Aprendemos a sentir por vocês um sentimento de solidariedade,
pensando que você também é vítima da guerra
como nós.

É como se o hibakusha as mulheres canalizavam os sentimentos que criaram o Dia Internacional da Mulher Trabalhadora há mais de cem anos, um dia que, em 1917, foi o estímulo à revolução na Rússia czarista. Da guerra e suas divisões, uma das fundadoras da época, Clara Zetkin escreveu:

“O sangue dos mortos e dos feridos não deve ser uma corrente para dividir aquilo que une a angústia presente e a esperança futura.”

Vijay Prashad, historiador, jornalista e comentarista indiano, é o diretor executivo da Tricontinental: Instituto de Pesquisa Social e o editor-chefe do Livros de palavras esquerdas.

Este artigo é de Tricontinental: Instituto de Pesquisa Social.

As opiniões expressas são exclusivamente do autor e podem ou não refletir as de Notícias do Consórcio.

 

3 comentários para “Você também é vítima da guerra"

  1. robert e williamson jr
    Março 13, 2022 em 21: 16

    A mente brilhante não deveria querer participar da babá de armas nucleares. Somente os malucos, os comprovadamente insanos, buscariam tal responsabilidade. Suspeito que a mente brilhante fracassaria numa tal situação, a de assegurar que as armas individualmente mais caras do planeta não fossem utilizadas.
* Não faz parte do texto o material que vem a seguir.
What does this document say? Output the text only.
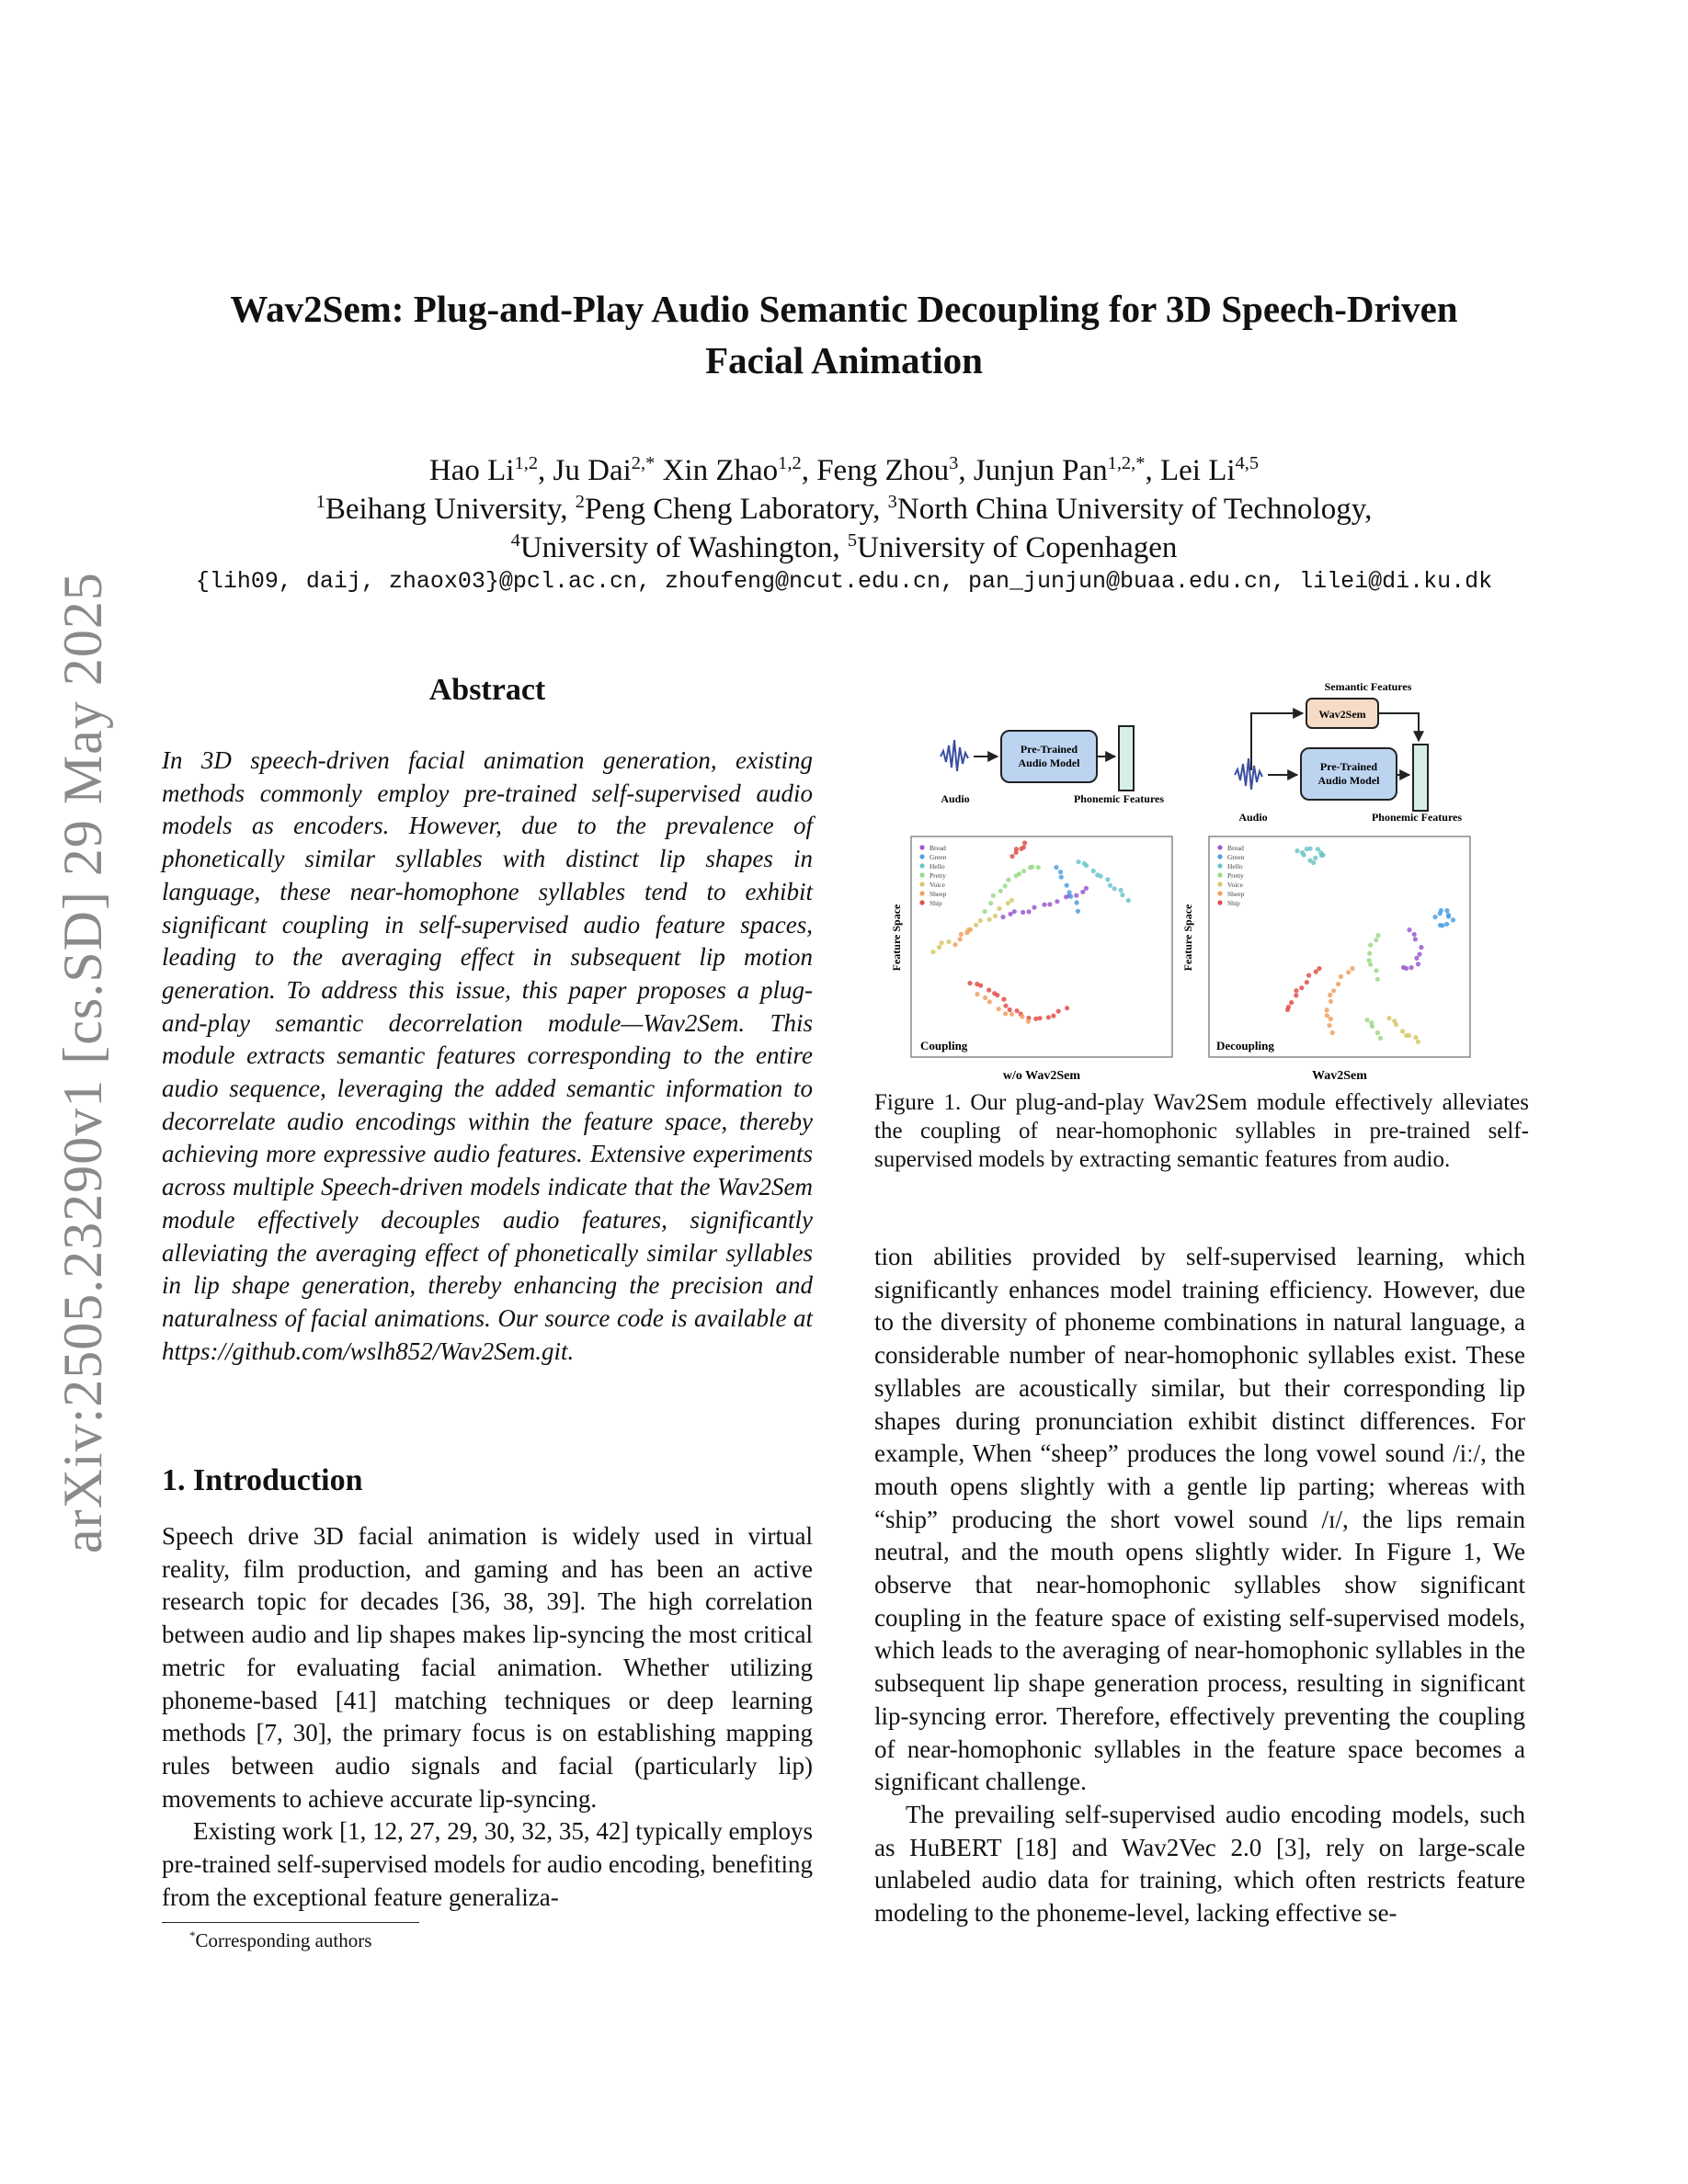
arXiv:2505.23290v1 [cs.SD] 29 May 2025
Wav2Sem: Plug-and-Play Audio Semantic Decoupling for 3D Speech-Driven
Facial Animation
Hao Li$^{1,2}$, Ju Dai$^{2,*}$ Xin Zhao$^{1,2}$, Feng Zhou$^3$, Junjun Pan$^{1,2,*}$, Lei Li$^{4,5}$
$^1$Beihang University, $^2$Peng Cheng Laboratory, $^3$North China University of Technology,
$^4$University of Washington, $^5$University of Copenhagen
{lih09, daij, zhaox03}@pcl.ac.cn, zhoufeng@ncut.edu.cn, pan_junjun@buaa.edu.cn, lilei@di.ku.dk
Abstract
In 3D speech-driven facial animation generation, existing methods commonly employ pre-trained self-supervised audio models as encoders. However, due to the prevalence of phonetically similar syllables with distinct lip shapes in language, these near-homophone syllables tend to exhibit significant coupling in self-supervised audio feature spaces, leading to the averaging effect in subsequent lip motion generation. To address this issue, this paper proposes a plug-and-play semantic decorrelation module—Wav2Sem. This module extracts semantic features corresponding to the entire audio sequence, leveraging the added semantic information to decorrelate audio encodings within the feature space, thereby achieving more expressive audio features. Extensive experiments across multiple Speech-driven models indicate that the Wav2Sem module effectively decouples audio features, significantly alleviating the averaging effect of phonetically similar syllables in lip shape generation, thereby enhancing the precision and naturalness of facial animations. Our source code is available at https://github.com/wslh852/Wav2Sem.git.
1. Introduction

Speech drive 3D facial animation is widely used in virtual reality, film production, and gaming and has been an active research topic for decades [36, 38, 39]. The high correlation between audio and lip shapes makes lip-syncing the most critical metric for evaluating facial animation. Whether utilizing phoneme-based [41] matching techniques or deep learning methods [7, 30], the primary focus is on establishing mapping rules between audio signals and facial (particularly lip) movements to achieve accurate lip-syncing.

Existing work [1, 12, 27, 29, 30, 32, 35, 42] typically employs pre-trained self-supervised models for audio encoding, benefiting from the exceptional feature generaliza-

*Corresponding authors
Pre-Trained
Audio Model
Audio	Phonemic Features
Semantic Features
Wav2Sem
Pre-Trained
Audio Model
Audio	Phonemic Features
Feature Space
Bread
Green
Hello
Pretty
Voice
Sheep
Ship
Coupling
w/o Wav2Sem
Feature Space
Bread
Green
Hello
Pretty
Voice
Sheep
Ship
Decoupling
Wav2Sem
Figure 1. Our plug-and-play Wav2Sem module effectively alleviates the coupling of near-homophonic syllables in pre-trained self-supervised models by extracting semantic features from audio.

tion abilities provided by self-supervised learning, which significantly enhances model training efficiency. However, due to the diversity of phoneme combinations in natural language, a considerable number of near-homophonic syllables exist. These syllables are acoustically similar, but their corresponding lip shapes during pronunciation exhibit distinct differences. For example, When “sheep” produces the long vowel sound /iː/, the mouth opens slightly with a gentle lip parting; whereas with “ship” producing the short vowel sound /ɪ/, the lips remain neutral, and the mouth opens slightly wider. In Figure 1, We observe that near-homophonic syllables show significant coupling in the feature space of existing self-supervised models, which leads to the averaging of near-homophonic syllables in the subsequent lip shape generation process, resulting in significant lip-syncing error. Therefore, effectively preventing the coupling of near-homophonic syllables in the feature space becomes a significant challenge.

The prevailing self-supervised audio encoding models, such as HuBERT [18] and Wav2Vec 2.0 [3], rely on large-scale unlabeled audio data for training, which often restricts feature modeling to the phoneme-level, lacking effective se-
    Este desperdício é uma falha épica dos humanos em se controlarem e os EUA lideraram o caminho. A dissuasão nuclear foi gravemente danificada quando os EUA foram, de alguma forma, convencidos a permitir a transferência sub-reptícia de Materiais Nucleares Especiais para Israel. O que estava acontecendo na época em que JFK foi morto. A sua morte sinalizou o fim dos primeiros esforços para limitar a proliferação nuclear. Seu plano de retroceder nos esforços com armas nucleares morreu com ele.

    Tal como os problemas da Ucrânia que temos hoje poderiam ter sido tratados de forma diferente, o mesmo foi dito sobre a proliferação nuclear.

    Cuba, Hiroshima e Nagasaki ensinaram aos líderes mundiais muito pouco que pudesse eliminar o seu medo da pressa soviética e dos EUA em armar-se com armas nucleares, não por medo, mas por desejo de poder.

    Já foi dito que o louco não tem medo. Eu digo que eles provam isso todos os dias.

    Mais uma vez, a liderança falhou miseravelmente ao permitir-se virar a cabeça em vez de impedir um assassinato. É preciso perguntar-se por que isso aconteceu.

    Obrigado Vijay Prashad e equipe CN

  2. michael888
    Março 11, 2022 em 09: 51

    Embora as pessoas normais concordem plenamente com estes sentimentos, o nosso governo não é composto por homens normais ou honrados.
    Os EUA só honram tratados/acordos quando é do seu interesse fazê-lo.
    Estamos perante uma guerra na Ucrânia que poderia ter sido facilmente evitada se Biden tivesse deixado Zelinsky honrar a assinatura da Ucrânia nos Acordos de Minsk II.
    A Guerra Nuclear é um exercício de escalada do tipo tudo ou nada (embora Robert Scheer tenha contado a GWH Bush afirmando que uma guerra nuclear era vencível, uma visão certamente partilhada pelos perturbados neocon/neolibs em DC hoje).
    Um perigo muito mais provável são as armas biológicas, como nos 30 laboratórios destruídos pelos russos na Ucrânia. O SARS-CoV2 foi provavelmente o resultado de um acidente de laboratório, mas todos os principais estados são capazes de fazer coisas muito, muito piores.

  3. Gráfico TP
    Março 11, 2022 em 06: 09

    Eatherly e essas 30 mulheres têm tudo para nos ensinar.